The holiday season is my favorite time to make show-stopping dishes that are as beautiful as they are delicious. And this year, why not place a plant-based dish at the center of your family's table?
This gorgeous glazed roast tofu is perfectly golden and flavorful with a sliceable texture that's every bit as satisfying as meat roast.
The pineapple glaze is a bit sweet, a bit savory, and totally flavor-packed. and by marinating and slow-roasting your tofu, your vegan roast will absorb as much flavor as possible. Serve it with Vegan Cheddar Biscuits and a side of Garlicky Roasted Brussels Sprouts for a well-rounded festive dinner.

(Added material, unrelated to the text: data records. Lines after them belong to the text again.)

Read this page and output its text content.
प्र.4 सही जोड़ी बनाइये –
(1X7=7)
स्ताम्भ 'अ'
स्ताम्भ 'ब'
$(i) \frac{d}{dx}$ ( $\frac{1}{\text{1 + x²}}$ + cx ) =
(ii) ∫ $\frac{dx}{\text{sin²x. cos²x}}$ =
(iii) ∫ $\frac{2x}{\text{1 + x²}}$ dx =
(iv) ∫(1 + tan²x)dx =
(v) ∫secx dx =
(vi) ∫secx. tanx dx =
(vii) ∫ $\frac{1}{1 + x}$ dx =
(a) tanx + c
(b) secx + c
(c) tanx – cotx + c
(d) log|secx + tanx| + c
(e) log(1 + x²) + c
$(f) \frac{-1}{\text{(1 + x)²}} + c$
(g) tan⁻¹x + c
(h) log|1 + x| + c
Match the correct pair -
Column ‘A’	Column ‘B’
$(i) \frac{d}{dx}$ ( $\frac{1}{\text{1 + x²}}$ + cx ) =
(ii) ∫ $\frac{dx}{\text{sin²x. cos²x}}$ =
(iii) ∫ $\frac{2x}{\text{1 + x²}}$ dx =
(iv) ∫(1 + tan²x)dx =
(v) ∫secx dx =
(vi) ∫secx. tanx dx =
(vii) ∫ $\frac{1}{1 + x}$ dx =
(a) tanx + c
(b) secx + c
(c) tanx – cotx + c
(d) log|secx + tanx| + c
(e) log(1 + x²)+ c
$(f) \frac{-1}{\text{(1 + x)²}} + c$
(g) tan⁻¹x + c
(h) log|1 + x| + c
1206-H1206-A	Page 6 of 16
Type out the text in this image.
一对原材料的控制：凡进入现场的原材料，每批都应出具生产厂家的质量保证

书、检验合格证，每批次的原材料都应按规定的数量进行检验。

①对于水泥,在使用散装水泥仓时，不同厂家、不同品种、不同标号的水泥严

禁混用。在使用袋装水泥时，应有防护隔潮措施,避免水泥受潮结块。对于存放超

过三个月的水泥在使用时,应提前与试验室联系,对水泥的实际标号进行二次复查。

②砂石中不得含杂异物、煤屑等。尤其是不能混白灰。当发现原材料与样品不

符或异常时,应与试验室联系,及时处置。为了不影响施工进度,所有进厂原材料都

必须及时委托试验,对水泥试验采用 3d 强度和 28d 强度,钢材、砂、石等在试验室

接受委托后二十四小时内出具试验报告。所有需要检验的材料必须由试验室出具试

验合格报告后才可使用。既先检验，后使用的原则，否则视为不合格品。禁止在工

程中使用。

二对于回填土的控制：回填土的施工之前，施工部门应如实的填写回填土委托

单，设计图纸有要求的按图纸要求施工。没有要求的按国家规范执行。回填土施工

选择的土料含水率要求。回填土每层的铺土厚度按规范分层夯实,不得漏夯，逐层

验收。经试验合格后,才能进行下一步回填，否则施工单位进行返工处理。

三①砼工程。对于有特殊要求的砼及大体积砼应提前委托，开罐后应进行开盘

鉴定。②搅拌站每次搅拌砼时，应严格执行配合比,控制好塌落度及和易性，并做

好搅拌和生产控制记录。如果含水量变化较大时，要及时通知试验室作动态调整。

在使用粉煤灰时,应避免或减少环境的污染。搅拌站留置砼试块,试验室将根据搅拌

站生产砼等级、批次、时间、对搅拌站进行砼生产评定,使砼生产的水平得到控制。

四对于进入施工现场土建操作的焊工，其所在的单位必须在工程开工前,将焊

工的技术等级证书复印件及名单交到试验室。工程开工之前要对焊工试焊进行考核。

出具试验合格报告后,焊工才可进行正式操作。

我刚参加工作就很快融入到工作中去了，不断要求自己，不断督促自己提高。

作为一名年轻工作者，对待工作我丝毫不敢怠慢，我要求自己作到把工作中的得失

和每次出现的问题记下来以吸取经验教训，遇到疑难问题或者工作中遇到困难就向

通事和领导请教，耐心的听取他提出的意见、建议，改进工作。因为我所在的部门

As impressive as this vegan holiday roast is to look at, you only need five simple ingredients to pull it off. Read: this is one of the easiest plant-based holiday main dish recipes you'll find. Reminder: you can find the printable, detailed recipe in the recipe card below.
- Extra-firm tofu. Choose the firmest tofu for the best texture on your vegan holiday roast. Firmer tofu contains less water, so it holds up well and absorbs tons of flavor.
- Soy sauce. This adds a totally savory dimension to your glaze that you can't get with salt alone. Soy sauce is also, in my opinion, the best way to add some flavor to the inside of tofu. It soaks it right up!
- Pineapple juice. You can also use orange juice instead of pineapple if you prefer.
- Brown sugar. Always opt for organic sugar to ensure it's vegan.
- Garlic powder. Another must-have savory flavor boost for your glaze.
This dish is best enjoyed hot out of the oven. However, you can store leftovers in an airtight container in the fridge for up to 4 days.
An idea for leftovers: Cube up the tofu and toss in any remaining marinade. Store in the fridge for later and enjoy with some rice!
Substitutions & Variations
- Juice: Use orange juice instead of pineapple if you prefer.
- Gluten-free: This recipe is naturally gluten-free if you use tamari instead of soy sauce.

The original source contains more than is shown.